Z niedzielnego składu można było wyczytać, na których zawodnikach trenerowi Kolejorza zależy najbardziej, bo dziś ich w pierwszej połowie nie wystawił. Czwartkowy mecz z Bodo w Poznaniu w ramach Ligi Konferencji był widocznie zbyt ważny, by ryzykować grę przez cały mecz i ryzyko kontuzji kluczowych graczy w ligowym meczu. Miało to jednak swoje konsekwencje w pojedynku z Zagłębiem.
Pierwsza połowa
W 35 minucie Lech traci piłkę na połowie Zagłebia i to wyprowadza kontrę, której obrona Kolejorza nie potrafi zatrzymać i po chwili zawodnik z Lubina przerzuca Bednarka i jest już 2 bramka.
Przez kolejne 10 minut dość trudno oglądało się walkę z Zagłebiem, ale w 45 minucie sporo się zmieniło. Ba Loua szybką akcją na skrzydle wyprowadza piłkę, podaje do Sousy, ten do Sobiecha i tu już następuje snajperskie zakończenie i gol.

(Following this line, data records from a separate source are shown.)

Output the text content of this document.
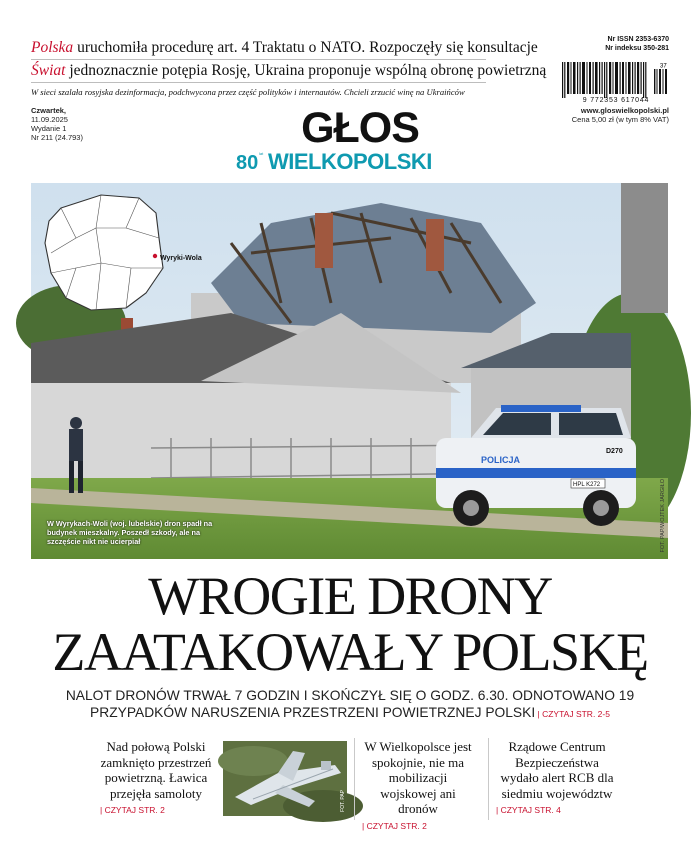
Polska uruchomiła procedurę art. 4 Traktatu o NATO. Rozpoczęły się konsultacje
Świat jednoznacznie potępia Rosję, Ukraina proponuje wspólną obronę powietrzną
W sieci szalała rosyjska dezinformacja, podchwycona przez część polityków i internautów. Chcieli zrzucić winę na Ukraińców
Nr ISSN 2353-6370
Nr indeksu 350-281
37
9 772353 617044
Czwartek,
11.09.2025
Wydanie 1
Nr 211 (24.793)	GŁOS
80 lat WIELKOPOLSKI
www.gloswielkopolski.pl
Cena 5,00 zł (w tym 8% VAT)
POLICJA
D270
HPL K272
Wyryki-Wola
W Wyrykach-Woli (woj. lubelskie) dron spadł na budynek mieszkalny. Poszedł szkody, ale na szczęście nikt nie ucierpiał	FOT. PAP/WOJTEK JARGIŁO
WROGIE DRONY
ZAATAKOWAŁY POLSKĘ
NALOT DRONÓW TRWAŁ 7 GODZIN I SKOŃCZYŁ SIĘ O GODZ. 6.30. ODNOTOWANO 19 PRZYPADKÓW NARUSZENIA PRZESTRZENI POWIETRZNEJ POLSKI | CZYTAJ STR. 2-5
Nad połową Polski zamknięto przestrzeń powietrzną. Ławica przejęła samoloty
| CZYTAJ STR. 2	FOT. PAP
W Wielkopolsce jest spokojnie, nie ma mobilizacji wojskowej ani dronów
| CZYTAJ STR. 2
Rządowe Centrum Bezpieczeństwa wydało alert RCB dla siedmiu województw
| CZYTAJ STR. 4
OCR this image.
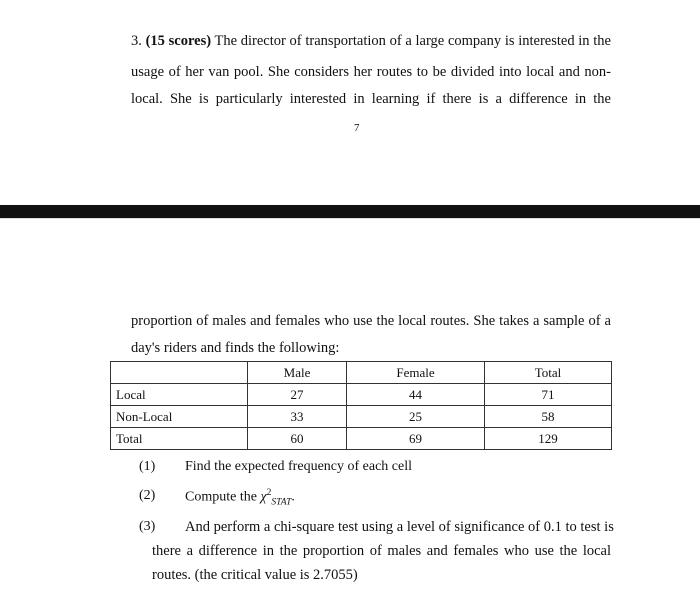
3. (15 scores) The director of transportation of a large company is interested in the
usage of her van pool. She considers her routes to be divided into local and non-
local. She is particularly interested in learning if there is a difference in the
7
proportion of males and females who use the local routes. She takes a sample of a
day's riders and finds the following:
	Male	Female	Total
Local	27	44	71
Non-Local	33	25	58
Total	60	69	129
(1) Find the expected frequency of each cell
(2) Compute the $\chi^2_{STAT}$.
(3) And perform a chi-square test using a level of significance of 0.1 to test is
there a difference in the proportion of males and females who use the local
routes. (the critical value is 2.7055)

Warto przede wszystkim zwrócić uwagę na zupełnie inny skład Lecha w pierwszej połowie. W ataku zamiast Ishaka oglądaliśmy Sobiecha, nie grał Skóraś i Murawski. Skład eksperymentalny radził sobie kiepsko, ale tylko do przedostatniej minuty pierwszej połowy.
Dzisiejszy skład Lecha:
Bednarek
Dagerstal Milic
Rebocho Czerwiński
Sousa Kvekve
Velde Marchwiński Ba Loua
Sobiech
Druga połowa
W drugiej połowie do gry wkracza Ishak i Skóraś. Spotkanie zaczyna wyglądać zupełnie inaczej. Lech absolutnie dominuje Zagłębie. Zmienia się to na kilka, w miarę pewnych, sytuacji bramkowych. Gola strzela Ishak, ale…sędzia uznaje, że przyjmował piłkę z użyciem ręki, choć na powtórkach widać było raczej odbiór na granicy tułowia i barku. Strzelonej bramki w każdym razie sędzia nie uznaje. Do bramki nie trafia natomiast Szymczak po bardzo dobrym podaniu i bliskiej odległości od siatki strzela ponad poprzeczką.
Mecz kończy się przegraną Lecha z Zagłębiem stosunkiem 1:2, po bardzo dobrej drugiej połowie Kolejorza, absolutnym zdominowaniu piłkarzy z Lubina, ale niestety brakiem (uznanych przez sędziego) goli.